Dumont attaque Charest
Mario Dumont
Le chef de l'Action démocratique du Québec, Mario Dumont, a accusé le gouvernement libéral de Jean Charest de cacher la véritable situation linguistique à Montréal. Il soutient que les parlementaires ont été bernés lors du débat sur la capacité d'accueil des immigrants qui s'est tenu cet automne.
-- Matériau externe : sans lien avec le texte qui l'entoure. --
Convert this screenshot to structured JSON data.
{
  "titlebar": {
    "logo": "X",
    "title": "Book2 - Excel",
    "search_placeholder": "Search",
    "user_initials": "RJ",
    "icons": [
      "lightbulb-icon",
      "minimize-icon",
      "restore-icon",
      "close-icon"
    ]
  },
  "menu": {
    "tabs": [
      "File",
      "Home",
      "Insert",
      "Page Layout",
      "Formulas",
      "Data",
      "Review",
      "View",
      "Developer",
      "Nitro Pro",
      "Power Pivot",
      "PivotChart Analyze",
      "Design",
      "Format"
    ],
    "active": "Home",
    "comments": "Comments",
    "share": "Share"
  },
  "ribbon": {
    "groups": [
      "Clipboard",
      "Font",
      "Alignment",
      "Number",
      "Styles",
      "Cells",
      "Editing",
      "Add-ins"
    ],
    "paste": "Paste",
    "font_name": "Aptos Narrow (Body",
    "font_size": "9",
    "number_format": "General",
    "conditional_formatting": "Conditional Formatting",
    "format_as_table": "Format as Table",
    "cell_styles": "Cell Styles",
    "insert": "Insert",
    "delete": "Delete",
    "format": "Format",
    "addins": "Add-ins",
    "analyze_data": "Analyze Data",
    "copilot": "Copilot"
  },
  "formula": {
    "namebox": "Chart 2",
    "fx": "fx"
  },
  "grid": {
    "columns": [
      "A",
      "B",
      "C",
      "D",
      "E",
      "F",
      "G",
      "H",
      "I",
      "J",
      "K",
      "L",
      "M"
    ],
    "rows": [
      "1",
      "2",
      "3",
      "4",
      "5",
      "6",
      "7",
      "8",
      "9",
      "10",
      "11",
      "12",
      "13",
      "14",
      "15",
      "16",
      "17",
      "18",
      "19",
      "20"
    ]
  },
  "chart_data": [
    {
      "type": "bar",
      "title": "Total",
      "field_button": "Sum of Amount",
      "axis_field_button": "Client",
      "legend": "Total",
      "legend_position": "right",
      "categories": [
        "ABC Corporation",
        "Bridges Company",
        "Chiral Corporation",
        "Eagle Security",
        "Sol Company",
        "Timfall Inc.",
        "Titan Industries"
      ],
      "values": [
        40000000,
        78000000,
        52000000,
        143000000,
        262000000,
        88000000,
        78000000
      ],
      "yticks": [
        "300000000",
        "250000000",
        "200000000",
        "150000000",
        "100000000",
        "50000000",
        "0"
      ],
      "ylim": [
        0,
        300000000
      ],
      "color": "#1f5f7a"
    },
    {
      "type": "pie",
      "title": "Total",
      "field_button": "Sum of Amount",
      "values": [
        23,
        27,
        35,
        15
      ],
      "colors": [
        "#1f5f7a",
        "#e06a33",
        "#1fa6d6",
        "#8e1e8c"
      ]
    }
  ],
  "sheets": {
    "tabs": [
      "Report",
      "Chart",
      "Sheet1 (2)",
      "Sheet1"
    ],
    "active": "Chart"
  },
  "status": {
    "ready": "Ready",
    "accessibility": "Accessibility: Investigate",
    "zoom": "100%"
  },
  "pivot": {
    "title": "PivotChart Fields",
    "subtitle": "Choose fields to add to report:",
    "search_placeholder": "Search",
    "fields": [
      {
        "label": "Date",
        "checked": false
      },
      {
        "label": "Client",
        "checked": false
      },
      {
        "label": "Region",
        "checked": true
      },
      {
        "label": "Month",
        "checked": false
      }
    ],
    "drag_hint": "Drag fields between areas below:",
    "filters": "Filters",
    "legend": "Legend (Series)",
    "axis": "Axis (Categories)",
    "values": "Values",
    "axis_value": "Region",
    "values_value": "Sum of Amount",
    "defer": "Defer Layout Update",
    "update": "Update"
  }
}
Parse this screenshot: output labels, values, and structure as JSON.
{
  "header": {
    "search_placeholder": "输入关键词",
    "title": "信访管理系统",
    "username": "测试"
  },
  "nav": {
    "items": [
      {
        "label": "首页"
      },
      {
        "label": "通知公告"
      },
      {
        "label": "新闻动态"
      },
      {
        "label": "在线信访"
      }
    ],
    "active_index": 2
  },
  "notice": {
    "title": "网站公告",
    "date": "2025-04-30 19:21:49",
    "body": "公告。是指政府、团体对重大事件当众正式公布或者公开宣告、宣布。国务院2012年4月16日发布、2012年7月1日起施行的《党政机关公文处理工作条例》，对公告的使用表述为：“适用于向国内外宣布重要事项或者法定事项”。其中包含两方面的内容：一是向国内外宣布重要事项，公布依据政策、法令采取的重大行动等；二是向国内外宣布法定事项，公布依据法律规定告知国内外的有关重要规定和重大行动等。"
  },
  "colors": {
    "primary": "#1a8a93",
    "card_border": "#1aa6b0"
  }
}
« Je ne comprends pas que le premier ministre du Québec ait pu laisser se conduire un débat d'une telle importance à l'Assemblée nationale en cachant une étude comme ça - il était sûrement au courant - à l'ensemble des parlementaires », a-t-il déclaré.
M. Dumont, qui préconisait que le seuil d'accueil demeure à 45 000 immigrants reçus par année, a demandé au Parti québécois de revenir sur sa décision d'appuyer le gouvernement pour faire augmenter ce seuil à 55 000.
Le Parti québécois refuse de rouvrir le débat. Le parti souverainiste estime plutôt qu'il importe d'accroître les efforts du gouvernement en matière de francisation. Le parti s'inquiète toutefois lui aussi que l'étude commandée par l'OQLF ait été dissimulée. Il conclut que le gouvernement Charest vit mal avec le recul du français au Québec.
Un recul attribuable à différents facteurs
Selon M. Termote, le recul du français à Montréal s'explique par différents facteurs, dont la fécondité plus basse des francophones, particulièrement à Montréal, l'exode essentiellement francophone vers les banlieues et l'immigration.
Le poids de ce dernier facteur risque par ailleurs de s'accentuer, note-t-il, étant donné la récente décision du gouvernement du Québec d'accueillir 55 000 immigrants par année, soit 10 000 de plus qu'au cours des dernières années.
Selon Le Devoir, le démographe a effectué une première étude du genre en 1999, à partir des données du recensement de 1996. Il avait alors élaboré différentes perspectives d'avenir et, soutient M. Termote, c'est le scénario le plus pessimiste qui a été confirmé par le recensement de 2001. Les conclusions tirées à partir de la nouvelle étude ont elles-mêmes été confirmées par le recensement de 2006, dit-il.